Terapie intensive sull’orlo del collasso in GERMANIA di fronte alla crescita esponenziale dei casi di covid-19. In un centinaio dei 400 distretti amministrativi rimane libero un solo posto letto, denuncia oggi l’Associazione interdisciplinare tedesca di medicina intensiva e di emergenza (Divi). In altri 50 distretti, molti dei quali nei land meridionali della Baviera e il Baden Wuerttemberg, non c’è neanche un posto libero. Al momento, in GERMANIA vi sono 3.400 adulti ricoverati per covid nelle terapie intensive. Si tratta di numeri inferiori al picco della seconda ondata (5.700) o la terza (5.100). Ma nel frattempo i posti letto sono diminuiti per carenza di personale. A livello nazionale, rimane libero l’11% dei posti letto, ma vi sono grandi differenze regionali. A Brema i posti liberi sono il 2%, a Berlino il 7%, mentre in Assia e Baviera sono al 9%. Secondo Divi, il 15 % di posti liberi non è insolito, ma è problematico scendere sotto questa percentuale, soprattutto se si va sotto il 10%. E’ lo è tanto più se ciò accade “in varie regioni e ospedali per un periodo prolungato”, rendendo più complicato anche il trasferimento dei malati in altre strutture. 

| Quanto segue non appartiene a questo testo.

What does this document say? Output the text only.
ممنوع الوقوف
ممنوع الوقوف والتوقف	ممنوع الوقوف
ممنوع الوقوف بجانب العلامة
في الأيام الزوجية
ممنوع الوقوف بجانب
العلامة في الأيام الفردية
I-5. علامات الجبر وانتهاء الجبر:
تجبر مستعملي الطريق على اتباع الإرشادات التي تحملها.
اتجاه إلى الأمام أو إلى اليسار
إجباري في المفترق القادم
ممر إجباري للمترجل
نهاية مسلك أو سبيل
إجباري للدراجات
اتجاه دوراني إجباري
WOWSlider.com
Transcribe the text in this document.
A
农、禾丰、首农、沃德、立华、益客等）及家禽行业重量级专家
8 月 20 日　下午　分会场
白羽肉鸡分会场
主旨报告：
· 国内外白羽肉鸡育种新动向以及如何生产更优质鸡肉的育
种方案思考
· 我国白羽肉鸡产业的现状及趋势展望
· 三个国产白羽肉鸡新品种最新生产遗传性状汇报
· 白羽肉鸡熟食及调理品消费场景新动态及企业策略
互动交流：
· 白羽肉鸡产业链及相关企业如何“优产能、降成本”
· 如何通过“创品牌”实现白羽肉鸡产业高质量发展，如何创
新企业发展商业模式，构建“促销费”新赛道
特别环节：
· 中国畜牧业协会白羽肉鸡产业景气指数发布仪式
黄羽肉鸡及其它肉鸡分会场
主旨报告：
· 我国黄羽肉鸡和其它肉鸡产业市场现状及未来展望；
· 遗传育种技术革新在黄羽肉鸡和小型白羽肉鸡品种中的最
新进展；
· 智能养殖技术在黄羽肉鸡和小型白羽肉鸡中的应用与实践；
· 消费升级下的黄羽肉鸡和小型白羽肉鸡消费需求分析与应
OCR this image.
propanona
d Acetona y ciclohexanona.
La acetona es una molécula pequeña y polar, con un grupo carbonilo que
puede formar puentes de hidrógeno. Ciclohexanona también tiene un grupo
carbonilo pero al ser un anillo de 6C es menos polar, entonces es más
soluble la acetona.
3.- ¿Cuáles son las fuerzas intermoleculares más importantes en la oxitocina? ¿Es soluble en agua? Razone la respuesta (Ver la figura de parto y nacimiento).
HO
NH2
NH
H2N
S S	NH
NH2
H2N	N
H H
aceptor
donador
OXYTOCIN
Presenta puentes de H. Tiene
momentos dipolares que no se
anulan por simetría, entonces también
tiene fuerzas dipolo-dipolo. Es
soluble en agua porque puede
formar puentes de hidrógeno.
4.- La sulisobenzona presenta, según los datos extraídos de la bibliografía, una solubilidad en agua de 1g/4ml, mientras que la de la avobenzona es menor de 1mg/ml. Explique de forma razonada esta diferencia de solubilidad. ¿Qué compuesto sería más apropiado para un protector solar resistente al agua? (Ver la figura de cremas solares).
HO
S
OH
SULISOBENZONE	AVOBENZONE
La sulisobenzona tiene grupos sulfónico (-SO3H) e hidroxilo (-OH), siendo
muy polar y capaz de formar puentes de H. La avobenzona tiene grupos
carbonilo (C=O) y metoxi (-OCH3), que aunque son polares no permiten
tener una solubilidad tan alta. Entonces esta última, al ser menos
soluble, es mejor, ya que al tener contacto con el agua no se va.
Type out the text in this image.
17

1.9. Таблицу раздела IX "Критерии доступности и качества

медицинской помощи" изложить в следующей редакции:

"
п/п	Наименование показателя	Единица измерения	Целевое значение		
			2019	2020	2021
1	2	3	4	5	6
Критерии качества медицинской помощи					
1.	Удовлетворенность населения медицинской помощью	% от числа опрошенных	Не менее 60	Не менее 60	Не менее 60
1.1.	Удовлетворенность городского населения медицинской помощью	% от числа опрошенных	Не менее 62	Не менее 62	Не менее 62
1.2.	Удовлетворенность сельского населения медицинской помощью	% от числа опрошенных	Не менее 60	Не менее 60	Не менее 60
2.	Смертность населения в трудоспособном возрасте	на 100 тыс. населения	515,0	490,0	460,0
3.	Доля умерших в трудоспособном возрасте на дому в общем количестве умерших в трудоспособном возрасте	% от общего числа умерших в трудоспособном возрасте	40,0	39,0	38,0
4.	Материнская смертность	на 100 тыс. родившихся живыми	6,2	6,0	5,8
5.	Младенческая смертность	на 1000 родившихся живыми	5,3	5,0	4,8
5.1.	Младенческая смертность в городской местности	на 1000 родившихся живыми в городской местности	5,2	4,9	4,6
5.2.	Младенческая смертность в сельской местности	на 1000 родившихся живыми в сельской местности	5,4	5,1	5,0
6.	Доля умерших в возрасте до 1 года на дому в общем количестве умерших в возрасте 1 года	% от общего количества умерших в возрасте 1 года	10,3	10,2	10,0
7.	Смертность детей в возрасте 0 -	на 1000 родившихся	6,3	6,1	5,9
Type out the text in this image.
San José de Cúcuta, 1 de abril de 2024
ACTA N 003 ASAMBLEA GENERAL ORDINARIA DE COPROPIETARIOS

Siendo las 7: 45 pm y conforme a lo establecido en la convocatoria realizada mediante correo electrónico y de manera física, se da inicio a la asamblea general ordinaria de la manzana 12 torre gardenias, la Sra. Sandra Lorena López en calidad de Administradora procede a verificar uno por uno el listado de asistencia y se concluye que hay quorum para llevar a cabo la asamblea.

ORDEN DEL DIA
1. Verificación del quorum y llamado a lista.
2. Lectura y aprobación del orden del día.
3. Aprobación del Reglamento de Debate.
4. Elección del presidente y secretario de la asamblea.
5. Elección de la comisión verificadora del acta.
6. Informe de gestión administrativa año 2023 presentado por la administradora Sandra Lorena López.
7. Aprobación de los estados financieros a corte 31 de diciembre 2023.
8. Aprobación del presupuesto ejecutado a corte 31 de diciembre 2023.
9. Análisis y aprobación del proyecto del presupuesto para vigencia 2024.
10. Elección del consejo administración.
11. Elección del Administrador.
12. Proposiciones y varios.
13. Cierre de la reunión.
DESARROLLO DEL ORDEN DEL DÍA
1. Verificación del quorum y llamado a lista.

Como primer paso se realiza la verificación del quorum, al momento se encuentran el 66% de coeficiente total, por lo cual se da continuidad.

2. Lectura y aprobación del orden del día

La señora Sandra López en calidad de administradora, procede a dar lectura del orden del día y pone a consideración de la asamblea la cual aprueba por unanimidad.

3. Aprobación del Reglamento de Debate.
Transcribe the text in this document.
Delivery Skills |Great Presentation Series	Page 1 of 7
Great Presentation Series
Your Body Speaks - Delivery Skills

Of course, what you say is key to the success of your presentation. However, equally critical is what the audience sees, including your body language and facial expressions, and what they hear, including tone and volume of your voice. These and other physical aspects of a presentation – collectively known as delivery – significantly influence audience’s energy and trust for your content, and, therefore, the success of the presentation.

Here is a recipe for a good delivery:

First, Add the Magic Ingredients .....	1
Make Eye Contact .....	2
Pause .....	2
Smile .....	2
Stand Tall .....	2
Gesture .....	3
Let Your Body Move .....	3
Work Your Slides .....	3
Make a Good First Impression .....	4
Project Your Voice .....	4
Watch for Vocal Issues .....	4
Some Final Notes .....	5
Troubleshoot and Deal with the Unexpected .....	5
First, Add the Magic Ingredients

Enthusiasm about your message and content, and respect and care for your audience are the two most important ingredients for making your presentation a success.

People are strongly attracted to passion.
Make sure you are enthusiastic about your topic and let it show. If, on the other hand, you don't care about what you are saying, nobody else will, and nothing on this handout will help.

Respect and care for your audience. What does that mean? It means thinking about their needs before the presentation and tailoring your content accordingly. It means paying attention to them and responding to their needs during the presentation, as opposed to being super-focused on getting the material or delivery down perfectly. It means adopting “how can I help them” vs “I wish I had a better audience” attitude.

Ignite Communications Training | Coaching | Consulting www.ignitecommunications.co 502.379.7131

Subito 27 milioni di terze dosi arginare la quarta ondata di Covid: e’ quanto ha chiesto Angela Merkel al vertice con i governatori dei Laender tedeschi, nel quale decidere le prossime mosse anti-pandemia in Germania. Al vertice, a cui partecipa anche il candidato cancelliere dell’Spd Olaf Scholz anche in quanto ministro alle Finanze uscente, sarebbe anche affiorata una prima apertura verso l’obbligo vaccinale in Germania: in sostanza, si sarebbe delineato un accordo per imporre l’immunizzazione obbligatoria per il personale degli ospedali e i lavoratori di case di cura, ospizi e similari.